Indispensável em grande parte das cozinhas brasileiras, a cebola é um legume bastante versátil, que pode ser utilizado como coadjuvante na receita, para temperar o arroz e o feijão, ou ainda ser o ingrediente principal de uma salada, molho ou sopa. Mas prepará-la pode, por vezes, levar a um efeito colateral curioso: lágrimas nos olhos.
Esse problema é gerado pela liberação de um líquido volátil chamado óxido de sin-propanethial-S durante o corte das camadas do vegetal. O contato dos olhos com esse jato aerossol provoca a formação e a liberação das lágrimas, dissociadas de um estado de tristeza ou felicidade.
Por mais que os pesquisadores já saibam há algum tempo o que desencadeia o problema, eles ainda não tinham clareza a respeito da mecânica por trás das minúsculas gotículas de aerossol – pelo menos, até agora. Em um estudo inédito, autores da Universidade Cornell, nos Estados Unidos, desenvolveram um projeto para visualizar e quantificar gotículas conforme eram ejetadas de uma cebola.
Seus experimentos combinaram a técnica de velocimetria de rastreamento de partículas de alta velocidade (PTV) e a técnica de correlação de imagem digital (DIC), que é usada para medir deformação de superfície, deslocamento e tensão em materiais e estruturas. Os resultados encontrados foram descritos em um artigo científico que ainda não foi revisado por cientistas independentes, mas que já está disponível na plataforma arXiv.
Testes em laboratório
Para verifiar como o óxido de sin-propanethial-S é liberado durante o corte das cebolas, os cientistas montaram uma estrutura semelhante a uma guilhotina. Ela empregava um deslizador vertical com uma lâmina que podia ser liberada de cima para cortar, de uma vez, um quarto do vegetal.
A cebola então foi revestida com tinta spray preta, e deixada secar por 30 minutos antes do experimento. Isso permitiu à equipe monitorar como ela se deformava ao ser cortada, e observar como o spray de partículas emergia pelo ambiente.

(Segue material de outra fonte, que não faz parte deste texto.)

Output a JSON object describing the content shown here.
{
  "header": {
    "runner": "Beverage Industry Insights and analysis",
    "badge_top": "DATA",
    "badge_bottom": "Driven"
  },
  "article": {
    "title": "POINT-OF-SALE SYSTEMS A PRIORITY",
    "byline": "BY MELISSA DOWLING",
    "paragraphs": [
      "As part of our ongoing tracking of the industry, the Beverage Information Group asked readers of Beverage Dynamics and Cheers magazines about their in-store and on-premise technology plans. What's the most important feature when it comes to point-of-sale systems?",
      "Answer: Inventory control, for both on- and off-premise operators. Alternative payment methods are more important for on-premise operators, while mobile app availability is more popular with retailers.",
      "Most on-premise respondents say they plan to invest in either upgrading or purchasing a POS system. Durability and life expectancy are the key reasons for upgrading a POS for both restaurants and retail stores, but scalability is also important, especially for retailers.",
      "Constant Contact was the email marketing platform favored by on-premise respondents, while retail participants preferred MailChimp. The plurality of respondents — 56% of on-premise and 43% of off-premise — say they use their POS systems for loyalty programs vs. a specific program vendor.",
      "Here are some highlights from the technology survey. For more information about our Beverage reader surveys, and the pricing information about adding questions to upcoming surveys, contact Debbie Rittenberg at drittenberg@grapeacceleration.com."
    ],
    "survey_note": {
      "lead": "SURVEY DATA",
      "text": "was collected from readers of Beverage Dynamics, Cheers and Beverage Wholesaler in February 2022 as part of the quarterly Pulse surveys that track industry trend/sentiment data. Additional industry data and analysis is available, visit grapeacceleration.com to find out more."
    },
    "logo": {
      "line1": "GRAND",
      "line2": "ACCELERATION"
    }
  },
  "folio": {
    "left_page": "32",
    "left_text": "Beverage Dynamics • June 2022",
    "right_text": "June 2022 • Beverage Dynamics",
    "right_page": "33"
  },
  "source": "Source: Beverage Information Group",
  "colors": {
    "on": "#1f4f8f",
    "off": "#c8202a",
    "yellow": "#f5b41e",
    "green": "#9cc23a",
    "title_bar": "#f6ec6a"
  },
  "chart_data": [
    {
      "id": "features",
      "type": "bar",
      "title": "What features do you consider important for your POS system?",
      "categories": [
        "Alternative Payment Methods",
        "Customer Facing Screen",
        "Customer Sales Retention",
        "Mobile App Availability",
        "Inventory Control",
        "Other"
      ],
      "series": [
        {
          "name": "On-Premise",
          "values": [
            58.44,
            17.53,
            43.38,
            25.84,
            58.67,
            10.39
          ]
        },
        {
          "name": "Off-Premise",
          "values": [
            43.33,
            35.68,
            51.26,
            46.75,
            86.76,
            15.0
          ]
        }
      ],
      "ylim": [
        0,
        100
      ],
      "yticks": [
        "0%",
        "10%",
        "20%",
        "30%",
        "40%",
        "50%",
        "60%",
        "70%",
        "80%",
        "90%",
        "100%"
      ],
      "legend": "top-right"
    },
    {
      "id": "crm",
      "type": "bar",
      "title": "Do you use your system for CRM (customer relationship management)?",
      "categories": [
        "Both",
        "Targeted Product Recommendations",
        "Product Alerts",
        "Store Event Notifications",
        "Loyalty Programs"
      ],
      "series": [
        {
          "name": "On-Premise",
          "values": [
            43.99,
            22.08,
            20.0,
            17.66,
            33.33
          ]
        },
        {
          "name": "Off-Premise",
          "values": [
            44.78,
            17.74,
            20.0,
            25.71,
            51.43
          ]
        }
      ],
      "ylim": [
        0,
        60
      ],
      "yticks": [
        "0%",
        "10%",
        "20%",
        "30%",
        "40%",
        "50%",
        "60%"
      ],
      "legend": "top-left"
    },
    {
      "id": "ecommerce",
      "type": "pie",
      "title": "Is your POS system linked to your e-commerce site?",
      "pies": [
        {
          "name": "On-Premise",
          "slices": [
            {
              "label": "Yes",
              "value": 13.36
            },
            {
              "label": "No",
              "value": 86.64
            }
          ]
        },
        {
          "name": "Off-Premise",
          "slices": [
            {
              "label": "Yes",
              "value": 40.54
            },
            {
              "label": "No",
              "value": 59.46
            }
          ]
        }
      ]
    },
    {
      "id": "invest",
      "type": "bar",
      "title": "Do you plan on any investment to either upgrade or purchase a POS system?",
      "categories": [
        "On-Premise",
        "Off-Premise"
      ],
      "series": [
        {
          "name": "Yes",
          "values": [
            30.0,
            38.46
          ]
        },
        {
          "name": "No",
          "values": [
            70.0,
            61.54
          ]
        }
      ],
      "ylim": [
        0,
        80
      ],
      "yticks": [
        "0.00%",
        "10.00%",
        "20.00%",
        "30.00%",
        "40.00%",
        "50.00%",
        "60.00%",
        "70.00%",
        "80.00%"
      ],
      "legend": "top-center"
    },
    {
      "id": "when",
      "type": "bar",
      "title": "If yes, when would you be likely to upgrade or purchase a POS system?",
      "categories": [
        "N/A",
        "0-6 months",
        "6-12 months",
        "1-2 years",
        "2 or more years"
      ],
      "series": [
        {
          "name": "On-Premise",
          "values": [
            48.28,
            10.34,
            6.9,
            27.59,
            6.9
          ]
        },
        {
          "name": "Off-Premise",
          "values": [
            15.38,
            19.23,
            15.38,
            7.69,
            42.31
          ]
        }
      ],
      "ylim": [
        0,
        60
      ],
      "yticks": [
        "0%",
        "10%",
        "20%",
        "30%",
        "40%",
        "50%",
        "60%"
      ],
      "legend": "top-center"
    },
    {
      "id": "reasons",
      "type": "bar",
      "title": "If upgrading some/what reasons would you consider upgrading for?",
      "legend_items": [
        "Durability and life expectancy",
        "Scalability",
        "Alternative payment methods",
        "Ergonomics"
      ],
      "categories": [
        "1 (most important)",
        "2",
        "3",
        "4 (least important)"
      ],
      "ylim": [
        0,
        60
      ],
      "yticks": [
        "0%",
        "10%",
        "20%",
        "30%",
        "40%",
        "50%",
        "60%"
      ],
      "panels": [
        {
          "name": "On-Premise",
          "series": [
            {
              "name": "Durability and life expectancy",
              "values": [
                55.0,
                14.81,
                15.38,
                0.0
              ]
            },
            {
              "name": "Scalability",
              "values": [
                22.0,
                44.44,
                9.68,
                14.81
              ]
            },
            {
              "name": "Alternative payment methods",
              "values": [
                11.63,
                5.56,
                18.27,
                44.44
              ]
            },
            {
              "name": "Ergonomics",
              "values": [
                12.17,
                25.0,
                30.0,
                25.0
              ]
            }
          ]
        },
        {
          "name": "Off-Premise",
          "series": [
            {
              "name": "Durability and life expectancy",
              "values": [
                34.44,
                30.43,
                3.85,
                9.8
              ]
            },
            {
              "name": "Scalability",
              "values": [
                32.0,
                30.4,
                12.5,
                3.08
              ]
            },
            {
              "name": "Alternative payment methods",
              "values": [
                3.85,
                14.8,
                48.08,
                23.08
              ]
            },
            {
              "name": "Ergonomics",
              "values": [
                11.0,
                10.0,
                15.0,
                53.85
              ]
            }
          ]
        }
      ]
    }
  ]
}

Mais do que apenas monitorar o corte da cebola, a equipe também utilizou um microscópio eletrônico para avaliar a nitidez das lâminas utilizadas (a largura das pontas das lâminas variou entre 5 e 200 milímetros). A altura das lâminas também contou com ajustes para que a velocidade de corte pudesse ser variada.
Foi assim que a equipe descobriu que as lâminas mais afiadas produziam menos gotas, que também eram mais lentas, pois tinham menos energia. Em contraste, quando as cebolas eram cortadas com facas mais cegas, a sua casca se curvava mais, produzindo mais pressão, o que resultava em mais respingos.
Como evitar as lágrimas?
“Usando nossas técnicas personalizadas de visualização e rastreamento de partículas, revelamos que o corte de cebola com lâminas não afiadas gera gotículas de líquido por meio de um processo de duas etapas”, explicam os autores no artigo. “Primeiro, uma explosão impulsionada pela pressurização interna, seguida por uma fragmentação mais lenta dos ligamentos no ar”. Em alguns casos, o spray ejetado pelas lâminas cegas atingiu velocidades de até 40 metros por segundo.
Concluiu-se, portanto, que se o objetivo for diminuir a quantidade de lágrimas na cozinha, deve-se optar por facas mais afiadas, com cortes mais lentos e controlados.
Por mais que mais estudos precisem ser conduzidos sobre a influência da temperatura do vegetal na mecânica de ejeção envolvida no corte de cebolas, as crenças populares sugerem que o corte de unidades refrigeradas evitava o choro. No entanto, o grupo de pesquisadores não achou evidências de que isso seria verdadeiro.
De acordo com os autores, este pode até parecer um tópico trivial, mas pode ter implicações práticas diversas. Inclusive, para minimizar a propagação de patógenos transportados pelo ar na cozinha.